Have young children play in a separate room to keep noise levels down and avoid causing your loved one to feel panicked or agitated. Alzheimer’s patients pick up on the moods of others around them, and the atmosphere needs to feel serene and peaceful for them to enjoy visitors. Have just a few guests at one time, and avoid large crowds of people. Name tags are very helpful and will keep your loved one from feeling frustrated and embarrassed when they can’t remember people they should know. Have a quiet room that the Alzheimer patient is accustomed to in case they feel overwhelmed by too much noisy activity. If you notice signs of increased confusion or agitation, assist them to their quiet place to rest for a while.

Christmas stories from years gone by will help draw your loved one in and keep them involved in the celebration. It’s much easier for people with Alzheimer’s Disease to remember things that happened long ago than something that happened yesterday, so reminisce!

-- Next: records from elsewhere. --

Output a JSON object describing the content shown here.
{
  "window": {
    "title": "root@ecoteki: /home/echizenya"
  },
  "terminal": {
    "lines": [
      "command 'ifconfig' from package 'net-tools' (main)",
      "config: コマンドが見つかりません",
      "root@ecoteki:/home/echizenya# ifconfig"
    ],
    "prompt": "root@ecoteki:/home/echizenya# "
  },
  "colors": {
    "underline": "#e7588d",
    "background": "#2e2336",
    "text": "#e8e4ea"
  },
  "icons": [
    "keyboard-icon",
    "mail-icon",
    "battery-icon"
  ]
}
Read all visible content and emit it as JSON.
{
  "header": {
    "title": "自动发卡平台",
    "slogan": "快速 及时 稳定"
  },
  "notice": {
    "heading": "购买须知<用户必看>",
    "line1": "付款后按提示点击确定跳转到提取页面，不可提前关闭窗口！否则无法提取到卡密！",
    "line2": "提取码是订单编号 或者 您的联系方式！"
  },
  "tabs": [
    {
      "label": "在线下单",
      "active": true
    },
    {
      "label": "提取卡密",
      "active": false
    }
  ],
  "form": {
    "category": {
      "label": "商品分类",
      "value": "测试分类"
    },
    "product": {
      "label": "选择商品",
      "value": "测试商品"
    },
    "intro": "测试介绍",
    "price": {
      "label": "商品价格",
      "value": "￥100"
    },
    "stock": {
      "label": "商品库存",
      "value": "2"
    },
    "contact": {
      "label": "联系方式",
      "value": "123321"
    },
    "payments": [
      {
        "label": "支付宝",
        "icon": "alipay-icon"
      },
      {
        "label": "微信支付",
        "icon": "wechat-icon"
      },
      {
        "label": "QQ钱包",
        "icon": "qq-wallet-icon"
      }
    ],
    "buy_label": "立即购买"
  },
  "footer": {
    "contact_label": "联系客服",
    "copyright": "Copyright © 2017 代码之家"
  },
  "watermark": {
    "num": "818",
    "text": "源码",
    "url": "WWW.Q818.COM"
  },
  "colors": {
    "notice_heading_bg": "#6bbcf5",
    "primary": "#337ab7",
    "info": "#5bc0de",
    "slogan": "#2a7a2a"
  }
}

Try simple tasks to occupy the time, like frosting cookies, stamping envelopes for cards, or making simple ornaments. Look at catalogs together and help your special one to order gifts for people they care about. Take time to look at photo albums and talk about happy holiday times together. This could be just what they need to reconnect and appreciate the holidays, creating more memories that you will hold dear for years to come.

Jo Nelson, RN is the owner of Servant’s Heart Homemaker Services, a personal care assistance company located in North Central Indiana.